En un momento crítico para la justicia en México, la reciente reforma constitucional que permite la elección por voto popular de los integrantes del Poder Judicial de la Federación (PJF) ha suscitado serias preocupaciones sobre la independencia judicial en el país. Según Human Rights Watch (HRW), este cambio legislativo ha socavado las bases de un sistema judicial imparcial y debe ser urgentemente derogado. A través de su análisis, HRW enfatiza la necesidad de aprender de las dificultades observadas en las elecciones judiciales de 2025 y establecer salvaguardas que protejan la integridad del proceso electoral de 2027.
El día en que más de 800 nuevos ministros y jueces tomaron posesión de sus cargos, la directora para las Américas de HRW, Juanita Goebertus, manifestó que este esfuerzo, en lugar de democratizar el Poder Judicial y hacerlo más eficiente, podría culminar en la creación de un sistema judicial leal al gobierno. Esta advertencia resalta un clima de preocupación por la falta de autonomía de los jueces, quienes deben operar sin influencias políticas para garantizar decisiones justas y legales.
Un informe de los observadores de la Organización de los Estados Americanos (OEA) documentó deficiencias notables durante las elecciones judiciales más recientes, destacando la opacidad en la financiación de campañas y la manipulación en la selección de candidatos. Los seis miembros elegidos del Tribunal Supremo, a pesar de sus elecciones, habían sido preseleccionados por el Comité del Poder Ejecutivo, con algunos también propuestos por el Congreso. Esta situación se intensificó con el hallazgo de “acordeones” que promovían listas específicas de candidatos, lo que sugiere una falta de libertad y transparencia en el proceso electoral.
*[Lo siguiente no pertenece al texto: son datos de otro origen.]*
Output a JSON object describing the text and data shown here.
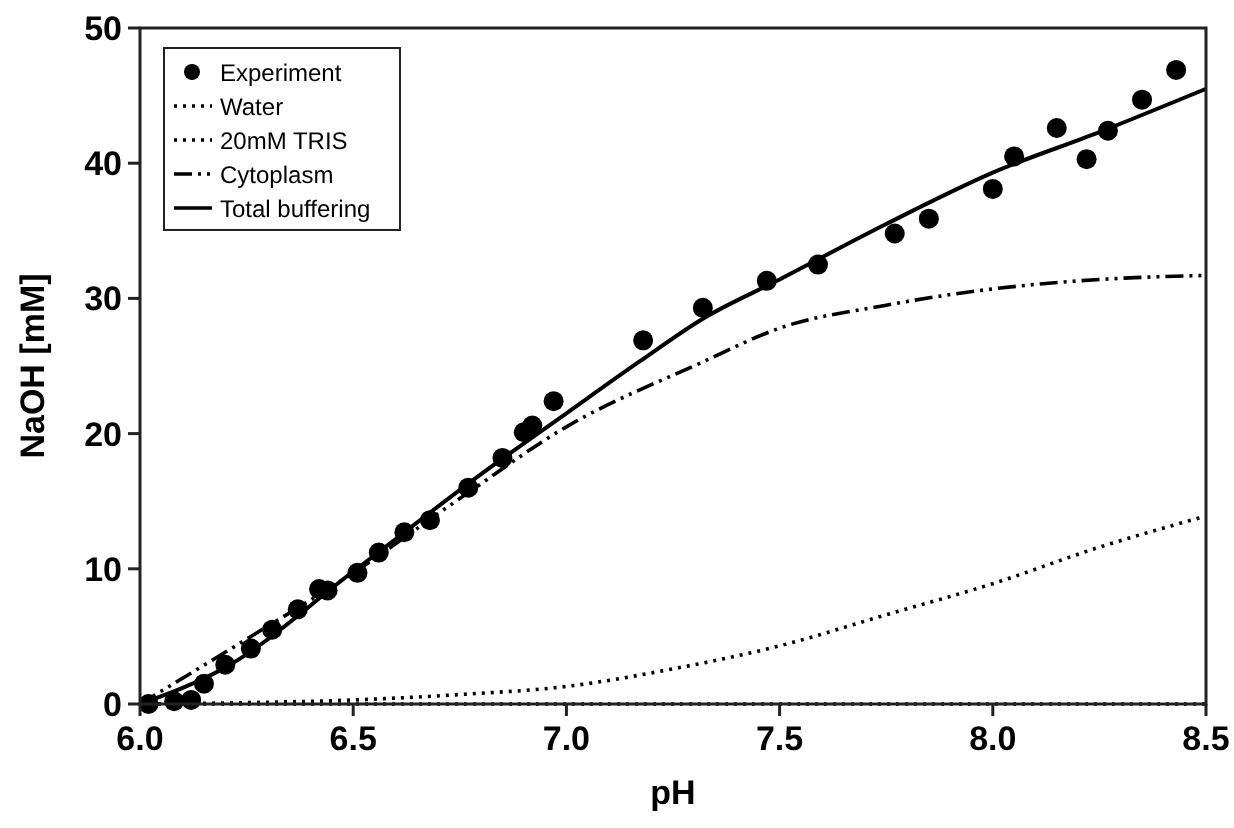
{
  "chart_data": {
    "type": "line",
    "xlabel": "pH",
    "ylabel": "NaOH [mM]",
    "xlim": [
      6.0,
      8.5
    ],
    "xticks": [
      {
        "value": 6.0,
        "label": "6.0"
      },
      {
        "value": 6.5,
        "label": "6.5"
      },
      {
        "value": 7.0,
        "label": "7.0"
      },
      {
        "value": 7.5,
        "label": "7.5"
      },
      {
        "value": 8.0,
        "label": "8.0"
      },
      {
        "value": 8.5,
        "label": "8.5"
      }
    ],
    "ylim": [
      0,
      50
    ],
    "yticks": [
      0,
      10,
      20,
      30,
      40,
      50
    ],
    "grid": false,
    "legend": "top left",
    "series": [
      {
        "name": "Experiment",
        "type": "scatter",
        "marker": "circle",
        "color": "#000000",
        "x": [
          6.02,
          6.08,
          6.12,
          6.15,
          6.2,
          6.26,
          6.31,
          6.37,
          6.42,
          6.44,
          6.51,
          6.56,
          6.62,
          6.68,
          6.77,
          6.85,
          6.9,
          6.92,
          6.97,
          7.18,
          7.32,
          7.47,
          7.59,
          7.77,
          7.85,
          8.0,
          8.05,
          8.15,
          8.22,
          8.27,
          8.35,
          8.43
        ],
        "values": [
          0,
          0.2,
          0.3,
          1.5,
          2.9,
          4.1,
          5.5,
          7.0,
          8.5,
          8.4,
          9.7,
          11.2,
          12.7,
          13.6,
          16.0,
          18.2,
          20.1,
          20.6,
          22.4,
          26.9,
          29.3,
          31.3,
          32.5,
          34.8,
          35.9,
          38.1,
          40.5,
          42.6,
          40.3,
          42.4,
          44.7,
          46.9
        ]
      },
      {
        "name": "Water",
        "line_style": "dotted",
        "color": "#000000",
        "x": [
          6.0,
          6.5,
          7.0,
          7.5,
          8.0,
          8.5
        ],
        "values": [
          0,
          0,
          0,
          0,
          0,
          0
        ]
      },
      {
        "name": "20mM TRIS",
        "line_style": "dotted",
        "color": "#000000",
        "x": [
          6.0,
          6.25,
          6.5,
          6.75,
          7.0,
          7.25,
          7.5,
          7.75,
          8.0,
          8.25,
          8.5
        ],
        "values": [
          0,
          0.1,
          0.3,
          0.7,
          1.3,
          2.6,
          4.3,
          6.6,
          8.9,
          11.6,
          13.9
        ]
      },
      {
        "name": "Cytoplasm",
        "line_style": "dashed",
        "color": "#000000",
        "x": [
          6.0,
          6.25,
          6.5,
          6.75,
          7.0,
          7.32,
          7.5,
          7.75,
          8.0,
          8.25,
          8.5
        ],
        "values": [
          0,
          4.8,
          9.7,
          15.2,
          20.5,
          25.3,
          27.8,
          29.5,
          30.7,
          31.4,
          31.7
        ]
      },
      {
        "name": "Total buffering",
        "line_style": "solid",
        "color": "#000000",
        "x": [
          6.0,
          6.2,
          6.5,
          6.8,
          7.0,
          7.17,
          7.32,
          7.5,
          7.75,
          8.0,
          8.25,
          8.5
        ],
        "values": [
          0,
          2.7,
          9.8,
          17.0,
          21.5,
          25.3,
          28.5,
          31.4,
          35.5,
          39.3,
          42.3,
          45.5
        ]
      }
    ]
  }
}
Adicionalmente, la creación de un Tribunal de Disciplina Judicial (TDJ) que otorga poderes amplios para sancionar y destituir jueces, plantea otro nuevo desafío. Los miembros de este tribunal, también elegidos por votación popular, están autorizados a imponer sanciones en caso de que los jueces actúen en contra de la ley o la constitución. Este enfoque podría llevar a una erosión adicional de la imparcialidad judicial, provocando que las decisiones se vean influenciadas por la presión de la política y no por el mérito de los casos.
Desde la perspectiva de estándares internacionales, es fundamental que los jueces se mantengan en sus cargos con la protección necesaria frente a presiones externas. Esta circunstancia es vital para que el sistema judicial pueda funcionar de manera integral, dictando decisiones basadas únicamente en los hechos del caso en cuestión y de acuerdo con la legislación vigente.
En esta coyuntura, es esencial seguir observando cómo evoluciona el poder judicial en México y si logrará cumplir con su deber de defender la constitución y exigir cuentas al gobierno. La integridad de la justicia en un país no se mide solamente en su estructura, sino también en su capacidad para operar con un verdadero sentido de independencia y justicia.